-2

In Perl, there's a function named quotemeta which accepts a string and returns a regex pattern that matches that string. It's used in virtually every program to avoid code injection bugs.

One would use quotemeta when dynamically building a pattern. For example,

"^"+quotemeta(var)+"_\\d+$"

A JavaScript implementation follows:

function quotemeta(s) {
   return String(s).replace(/\W/g, "\\$&");
}

Given how needed this function when working with regex patterns, I would have expected JavaScript to provide one. Does JavaScript or jQuery already have such a function?

ikegami
  • 367,544
  • 15
  • 269
  • 518
  • @p.s.w.g, I already know it's possible to write a custom solution. My question is whether there already exists one in JS or jQuery. I looked, but I want to double check. Not a duplicate. – ikegami Jan 14 '14 at 20:29
  • As you say, Perl's quotemata is `[^\w]`. This is actually dangerous if the text is to be injected into a regex. Its better to escape the 12 meta non-class and 4 meta class characters instead, that is if its going to a part of a regex string. –  Jan 14 '14 at 20:30
  • @sln, backwards. Far safer to escape anything that might ever need escaping (whitelist) rather than figuring out exactly what needs to be escaped in every implementation (blacklist). – ikegami Jan 14 '14 at 20:32
  • Why do we need to double escape a string intended to be used as a RegEx? Just compile the expression from the string like: `var re = new RegExp('^'+string+'$', 'gi');` Unless I'm missing something... – tenub Jan 14 '14 at 20:34
  • @tenub, Say `string` is `a*b`, `new RegExp('^'+string+'$', 'gi')` matches `a*b`, which `new RegExp('^'+quotemeta(string)+'$', 'gi')` matches `aaaaaab`. Not the same. – ikegami Jan 14 '14 at 20:36
  • @tenub, its a literal he's injecting. But it can ONLY be a literall, the entire string including spaces control codes, everything. –  Jan 14 '14 at 20:42
  • @ikegami, `new RegExp('^'+string+'$', 'gi')` matches `aaaaaab` as well. – tenub Jan 14 '14 at 21:20
  • @tenub, I said it backwards. I meant: Say string is `a*b`, `new RegExp('^'+string+'$', 'gi')` matches `aaaaaaab`, while `new RegExp('^'+quotemeta(string)+'$', 'gi')` matches `a*b`. Not the same. – ikegami Jan 15 '14 at 05:38
  • I am still of the mind that escaping all non-word char's to make literals should be avoided in general. The notion of a `\W` literal is not correct in all engines. Posix for one, and hybrids, for example `\<` and `\>` are word boundries, not literals. But, JS does not have these problems I guess. –  Jan 15 '14 at 17:13
  • @sln, That's a different regex language and thus irrelevant. Even the one linked above wouldn't work for POSIX regex patterns. It's impossible to write a function that escapes for any language. In Perlish regex languages such as JS's, unescaped word characters match literally and escaped non-word characters match literally. Some unescaped non-word characters also match literally, but using a list of them is needlessly complicated and it's not forward-compatible. – ikegami Jan 15 '14 at 17:21

1 Answers1

3

JavaScript doesn't have such a method natively. (And jQuery doesn't include one)

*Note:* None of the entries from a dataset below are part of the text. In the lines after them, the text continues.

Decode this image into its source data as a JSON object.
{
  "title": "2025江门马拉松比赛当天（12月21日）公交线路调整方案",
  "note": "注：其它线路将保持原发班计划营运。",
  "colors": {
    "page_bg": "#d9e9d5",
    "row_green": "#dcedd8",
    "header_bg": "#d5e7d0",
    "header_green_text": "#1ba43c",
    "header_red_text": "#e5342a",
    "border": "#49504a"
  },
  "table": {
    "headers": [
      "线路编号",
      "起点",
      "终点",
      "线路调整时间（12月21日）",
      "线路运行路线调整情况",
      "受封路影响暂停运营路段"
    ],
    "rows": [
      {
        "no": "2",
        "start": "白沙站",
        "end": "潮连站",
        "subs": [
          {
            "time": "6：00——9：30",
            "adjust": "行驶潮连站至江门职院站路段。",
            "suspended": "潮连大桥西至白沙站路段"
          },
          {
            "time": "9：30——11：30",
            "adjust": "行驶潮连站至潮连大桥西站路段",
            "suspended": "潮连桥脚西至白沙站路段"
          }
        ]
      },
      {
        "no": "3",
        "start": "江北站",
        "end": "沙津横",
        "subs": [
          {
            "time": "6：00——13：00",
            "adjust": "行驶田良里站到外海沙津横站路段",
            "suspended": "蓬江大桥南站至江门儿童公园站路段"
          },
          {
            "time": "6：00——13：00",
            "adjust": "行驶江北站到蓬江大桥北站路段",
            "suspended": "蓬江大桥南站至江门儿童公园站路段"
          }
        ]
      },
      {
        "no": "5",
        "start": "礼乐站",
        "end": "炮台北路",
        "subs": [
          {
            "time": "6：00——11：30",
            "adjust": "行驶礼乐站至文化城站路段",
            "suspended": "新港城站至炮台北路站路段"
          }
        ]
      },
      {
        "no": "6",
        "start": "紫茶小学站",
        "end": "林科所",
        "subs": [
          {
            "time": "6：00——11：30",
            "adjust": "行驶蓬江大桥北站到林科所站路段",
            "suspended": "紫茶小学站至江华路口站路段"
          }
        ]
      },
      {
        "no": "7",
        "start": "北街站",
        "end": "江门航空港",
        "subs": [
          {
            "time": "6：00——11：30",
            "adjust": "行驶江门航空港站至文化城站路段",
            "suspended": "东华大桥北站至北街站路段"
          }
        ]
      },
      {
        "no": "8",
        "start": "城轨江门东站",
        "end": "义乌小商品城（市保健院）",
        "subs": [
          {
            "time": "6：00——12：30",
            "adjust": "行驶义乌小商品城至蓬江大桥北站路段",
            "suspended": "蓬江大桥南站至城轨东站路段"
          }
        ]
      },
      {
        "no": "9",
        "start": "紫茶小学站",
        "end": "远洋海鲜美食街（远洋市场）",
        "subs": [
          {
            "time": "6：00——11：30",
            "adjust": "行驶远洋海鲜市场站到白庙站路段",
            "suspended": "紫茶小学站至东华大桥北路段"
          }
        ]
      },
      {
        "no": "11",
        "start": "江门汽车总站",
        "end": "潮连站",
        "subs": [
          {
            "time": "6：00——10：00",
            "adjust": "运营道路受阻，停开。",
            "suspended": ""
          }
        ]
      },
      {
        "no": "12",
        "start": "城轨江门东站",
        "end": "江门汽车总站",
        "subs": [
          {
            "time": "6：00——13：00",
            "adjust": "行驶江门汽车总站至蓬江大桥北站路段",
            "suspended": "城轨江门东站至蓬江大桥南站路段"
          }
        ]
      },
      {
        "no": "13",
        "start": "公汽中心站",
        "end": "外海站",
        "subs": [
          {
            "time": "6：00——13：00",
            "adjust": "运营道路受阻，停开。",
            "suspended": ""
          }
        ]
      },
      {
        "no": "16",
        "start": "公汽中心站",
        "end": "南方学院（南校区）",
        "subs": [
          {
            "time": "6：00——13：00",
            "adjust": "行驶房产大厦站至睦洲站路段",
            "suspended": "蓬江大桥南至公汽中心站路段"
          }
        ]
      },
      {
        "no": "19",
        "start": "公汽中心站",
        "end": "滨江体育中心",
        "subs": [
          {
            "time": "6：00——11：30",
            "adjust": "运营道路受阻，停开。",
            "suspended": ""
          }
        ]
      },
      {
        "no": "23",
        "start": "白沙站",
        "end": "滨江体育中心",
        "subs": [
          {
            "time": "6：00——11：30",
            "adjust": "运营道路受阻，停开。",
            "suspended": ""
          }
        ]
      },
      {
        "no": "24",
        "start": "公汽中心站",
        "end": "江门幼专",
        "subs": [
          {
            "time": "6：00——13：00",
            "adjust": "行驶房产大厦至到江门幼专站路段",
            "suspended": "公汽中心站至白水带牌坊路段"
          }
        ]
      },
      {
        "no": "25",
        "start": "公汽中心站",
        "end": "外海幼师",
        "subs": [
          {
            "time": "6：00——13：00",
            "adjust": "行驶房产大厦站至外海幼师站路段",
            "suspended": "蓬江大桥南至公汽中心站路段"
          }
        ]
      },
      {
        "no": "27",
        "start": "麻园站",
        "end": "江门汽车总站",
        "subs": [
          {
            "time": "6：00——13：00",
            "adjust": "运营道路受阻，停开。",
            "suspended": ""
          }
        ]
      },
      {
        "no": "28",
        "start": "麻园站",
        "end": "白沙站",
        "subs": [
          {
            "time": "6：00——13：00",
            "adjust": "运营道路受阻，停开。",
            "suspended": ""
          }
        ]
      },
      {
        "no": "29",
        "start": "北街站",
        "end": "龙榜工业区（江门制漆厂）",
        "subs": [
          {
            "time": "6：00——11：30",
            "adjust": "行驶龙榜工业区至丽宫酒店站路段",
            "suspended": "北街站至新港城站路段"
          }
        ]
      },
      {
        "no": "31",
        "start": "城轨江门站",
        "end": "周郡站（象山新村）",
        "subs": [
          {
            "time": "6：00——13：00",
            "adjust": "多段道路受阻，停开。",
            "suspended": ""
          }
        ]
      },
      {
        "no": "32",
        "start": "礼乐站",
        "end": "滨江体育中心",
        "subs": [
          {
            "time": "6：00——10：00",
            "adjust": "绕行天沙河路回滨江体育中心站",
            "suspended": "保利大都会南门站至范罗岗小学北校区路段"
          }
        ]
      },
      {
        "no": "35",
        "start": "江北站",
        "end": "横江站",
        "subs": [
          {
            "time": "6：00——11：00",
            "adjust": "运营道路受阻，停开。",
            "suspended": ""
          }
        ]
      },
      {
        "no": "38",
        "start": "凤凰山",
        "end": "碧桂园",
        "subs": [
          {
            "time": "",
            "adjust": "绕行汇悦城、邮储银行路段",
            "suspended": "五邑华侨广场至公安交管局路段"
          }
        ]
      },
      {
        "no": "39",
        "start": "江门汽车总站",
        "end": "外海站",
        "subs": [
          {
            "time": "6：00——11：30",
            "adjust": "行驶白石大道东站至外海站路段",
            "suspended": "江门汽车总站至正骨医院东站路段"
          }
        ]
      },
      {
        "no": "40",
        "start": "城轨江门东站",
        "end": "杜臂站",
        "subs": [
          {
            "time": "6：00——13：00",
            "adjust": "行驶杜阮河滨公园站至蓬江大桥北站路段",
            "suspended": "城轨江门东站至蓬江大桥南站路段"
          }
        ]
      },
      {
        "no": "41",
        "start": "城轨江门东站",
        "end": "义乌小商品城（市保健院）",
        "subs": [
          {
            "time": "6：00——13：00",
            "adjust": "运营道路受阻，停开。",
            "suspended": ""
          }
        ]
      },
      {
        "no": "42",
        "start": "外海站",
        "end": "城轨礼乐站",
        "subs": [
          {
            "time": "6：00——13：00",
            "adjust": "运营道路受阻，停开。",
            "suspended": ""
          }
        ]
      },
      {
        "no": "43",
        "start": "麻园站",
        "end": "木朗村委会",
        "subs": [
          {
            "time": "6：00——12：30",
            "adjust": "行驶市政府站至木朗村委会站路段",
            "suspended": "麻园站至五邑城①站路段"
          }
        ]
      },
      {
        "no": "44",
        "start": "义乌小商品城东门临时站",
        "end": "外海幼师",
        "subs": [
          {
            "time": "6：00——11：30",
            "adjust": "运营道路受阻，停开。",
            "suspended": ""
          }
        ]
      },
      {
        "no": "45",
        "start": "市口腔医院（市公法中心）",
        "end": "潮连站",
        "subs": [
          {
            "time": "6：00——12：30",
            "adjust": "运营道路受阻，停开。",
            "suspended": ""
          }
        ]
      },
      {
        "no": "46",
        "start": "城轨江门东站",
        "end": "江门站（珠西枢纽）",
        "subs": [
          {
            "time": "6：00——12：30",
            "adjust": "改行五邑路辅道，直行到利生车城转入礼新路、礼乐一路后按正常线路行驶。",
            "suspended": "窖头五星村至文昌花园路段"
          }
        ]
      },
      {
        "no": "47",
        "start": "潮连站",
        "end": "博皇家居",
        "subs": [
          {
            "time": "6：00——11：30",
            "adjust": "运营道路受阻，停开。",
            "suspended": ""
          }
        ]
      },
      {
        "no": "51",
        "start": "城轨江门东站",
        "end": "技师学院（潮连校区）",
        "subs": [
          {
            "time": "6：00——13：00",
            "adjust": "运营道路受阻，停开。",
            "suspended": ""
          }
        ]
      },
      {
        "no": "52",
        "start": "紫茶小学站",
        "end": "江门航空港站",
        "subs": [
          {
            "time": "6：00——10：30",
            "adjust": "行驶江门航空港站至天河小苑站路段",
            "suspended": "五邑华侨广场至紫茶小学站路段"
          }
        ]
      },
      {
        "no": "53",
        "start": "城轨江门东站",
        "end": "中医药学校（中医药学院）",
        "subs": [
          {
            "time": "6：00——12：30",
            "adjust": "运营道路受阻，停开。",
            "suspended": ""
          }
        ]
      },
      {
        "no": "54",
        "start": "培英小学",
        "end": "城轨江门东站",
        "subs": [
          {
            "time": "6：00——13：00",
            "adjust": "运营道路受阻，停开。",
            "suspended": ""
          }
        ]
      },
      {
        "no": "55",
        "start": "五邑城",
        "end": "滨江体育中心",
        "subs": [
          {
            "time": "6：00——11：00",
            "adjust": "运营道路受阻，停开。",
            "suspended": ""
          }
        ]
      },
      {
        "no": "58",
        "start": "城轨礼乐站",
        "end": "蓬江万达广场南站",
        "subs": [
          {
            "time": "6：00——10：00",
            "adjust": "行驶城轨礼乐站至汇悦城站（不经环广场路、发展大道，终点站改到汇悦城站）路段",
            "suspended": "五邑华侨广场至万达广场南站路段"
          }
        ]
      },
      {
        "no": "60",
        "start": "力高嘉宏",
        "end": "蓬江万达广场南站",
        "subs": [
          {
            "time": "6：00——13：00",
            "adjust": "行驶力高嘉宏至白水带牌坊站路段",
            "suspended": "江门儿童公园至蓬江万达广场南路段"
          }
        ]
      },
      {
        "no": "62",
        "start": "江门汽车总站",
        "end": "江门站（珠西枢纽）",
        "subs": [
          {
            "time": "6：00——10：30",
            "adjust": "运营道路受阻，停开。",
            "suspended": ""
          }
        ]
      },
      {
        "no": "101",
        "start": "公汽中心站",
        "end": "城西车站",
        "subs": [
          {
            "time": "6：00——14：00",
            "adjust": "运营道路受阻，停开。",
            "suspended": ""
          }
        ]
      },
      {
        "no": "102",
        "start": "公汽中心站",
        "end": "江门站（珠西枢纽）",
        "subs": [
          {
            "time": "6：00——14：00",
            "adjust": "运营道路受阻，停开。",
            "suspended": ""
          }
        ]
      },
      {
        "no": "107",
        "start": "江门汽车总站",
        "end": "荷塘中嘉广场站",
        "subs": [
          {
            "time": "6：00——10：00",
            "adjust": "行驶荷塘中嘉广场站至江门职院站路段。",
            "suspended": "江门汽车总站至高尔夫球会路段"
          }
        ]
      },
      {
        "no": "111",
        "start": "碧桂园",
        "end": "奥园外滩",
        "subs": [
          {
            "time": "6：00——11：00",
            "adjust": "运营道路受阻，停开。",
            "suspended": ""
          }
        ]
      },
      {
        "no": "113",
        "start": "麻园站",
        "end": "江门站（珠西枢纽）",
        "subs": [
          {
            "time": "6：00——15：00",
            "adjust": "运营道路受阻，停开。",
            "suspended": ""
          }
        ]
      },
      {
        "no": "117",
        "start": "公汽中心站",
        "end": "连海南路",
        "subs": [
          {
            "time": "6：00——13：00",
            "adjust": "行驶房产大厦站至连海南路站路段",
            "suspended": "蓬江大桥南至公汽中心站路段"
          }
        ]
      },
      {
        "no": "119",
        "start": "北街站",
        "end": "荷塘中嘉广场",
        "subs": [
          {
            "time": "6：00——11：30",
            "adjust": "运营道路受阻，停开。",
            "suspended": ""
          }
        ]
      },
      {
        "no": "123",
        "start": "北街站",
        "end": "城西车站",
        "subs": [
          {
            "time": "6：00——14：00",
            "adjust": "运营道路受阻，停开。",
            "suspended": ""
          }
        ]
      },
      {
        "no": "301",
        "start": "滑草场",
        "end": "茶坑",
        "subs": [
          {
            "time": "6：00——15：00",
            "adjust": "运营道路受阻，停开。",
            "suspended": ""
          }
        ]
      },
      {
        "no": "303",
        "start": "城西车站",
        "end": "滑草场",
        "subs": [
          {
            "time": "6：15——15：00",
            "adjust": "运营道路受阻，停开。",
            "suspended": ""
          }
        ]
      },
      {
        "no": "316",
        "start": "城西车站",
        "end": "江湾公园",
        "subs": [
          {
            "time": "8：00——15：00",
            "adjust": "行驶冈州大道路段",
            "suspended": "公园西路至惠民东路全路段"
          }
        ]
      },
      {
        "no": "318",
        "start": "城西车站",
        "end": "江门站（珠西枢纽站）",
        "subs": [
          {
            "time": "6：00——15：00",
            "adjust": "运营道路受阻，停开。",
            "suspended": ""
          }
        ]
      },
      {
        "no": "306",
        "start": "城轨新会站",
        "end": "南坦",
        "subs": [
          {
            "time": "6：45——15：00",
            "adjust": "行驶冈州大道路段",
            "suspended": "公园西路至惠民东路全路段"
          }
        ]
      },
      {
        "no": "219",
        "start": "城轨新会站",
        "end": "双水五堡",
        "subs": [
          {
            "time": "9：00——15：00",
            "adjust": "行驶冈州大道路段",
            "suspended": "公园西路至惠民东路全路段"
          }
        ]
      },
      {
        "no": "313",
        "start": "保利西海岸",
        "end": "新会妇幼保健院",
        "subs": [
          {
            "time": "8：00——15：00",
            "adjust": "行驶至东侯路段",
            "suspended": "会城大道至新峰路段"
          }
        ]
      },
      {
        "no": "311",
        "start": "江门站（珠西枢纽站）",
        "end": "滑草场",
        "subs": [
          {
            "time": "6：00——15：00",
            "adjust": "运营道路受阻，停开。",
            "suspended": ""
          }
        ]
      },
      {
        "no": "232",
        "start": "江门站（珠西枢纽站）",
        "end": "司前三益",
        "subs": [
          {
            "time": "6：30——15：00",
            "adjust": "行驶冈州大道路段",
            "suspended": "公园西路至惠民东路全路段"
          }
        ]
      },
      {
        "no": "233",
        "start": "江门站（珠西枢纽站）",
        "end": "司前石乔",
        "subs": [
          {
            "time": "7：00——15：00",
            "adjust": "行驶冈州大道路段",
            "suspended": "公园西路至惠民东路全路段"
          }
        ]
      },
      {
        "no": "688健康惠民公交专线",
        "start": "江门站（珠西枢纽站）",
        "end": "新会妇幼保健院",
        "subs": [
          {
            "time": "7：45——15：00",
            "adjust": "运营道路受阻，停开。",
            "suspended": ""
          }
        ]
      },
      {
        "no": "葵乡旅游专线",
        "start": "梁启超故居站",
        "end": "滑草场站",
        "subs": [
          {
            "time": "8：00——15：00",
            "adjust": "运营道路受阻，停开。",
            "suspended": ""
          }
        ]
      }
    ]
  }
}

Usually, when searching for a string pattenr, you'd use String.prototype.indexOf. This method find a string in a string, so you won't even need to convert the string pattern to a regex.

String.prototype.replace can also take a String pattern.

It is not exactly the same but it'll work for most string matching use cases.

Simon Boudrias
  • 42,953
  • 16
  • 99
  • 134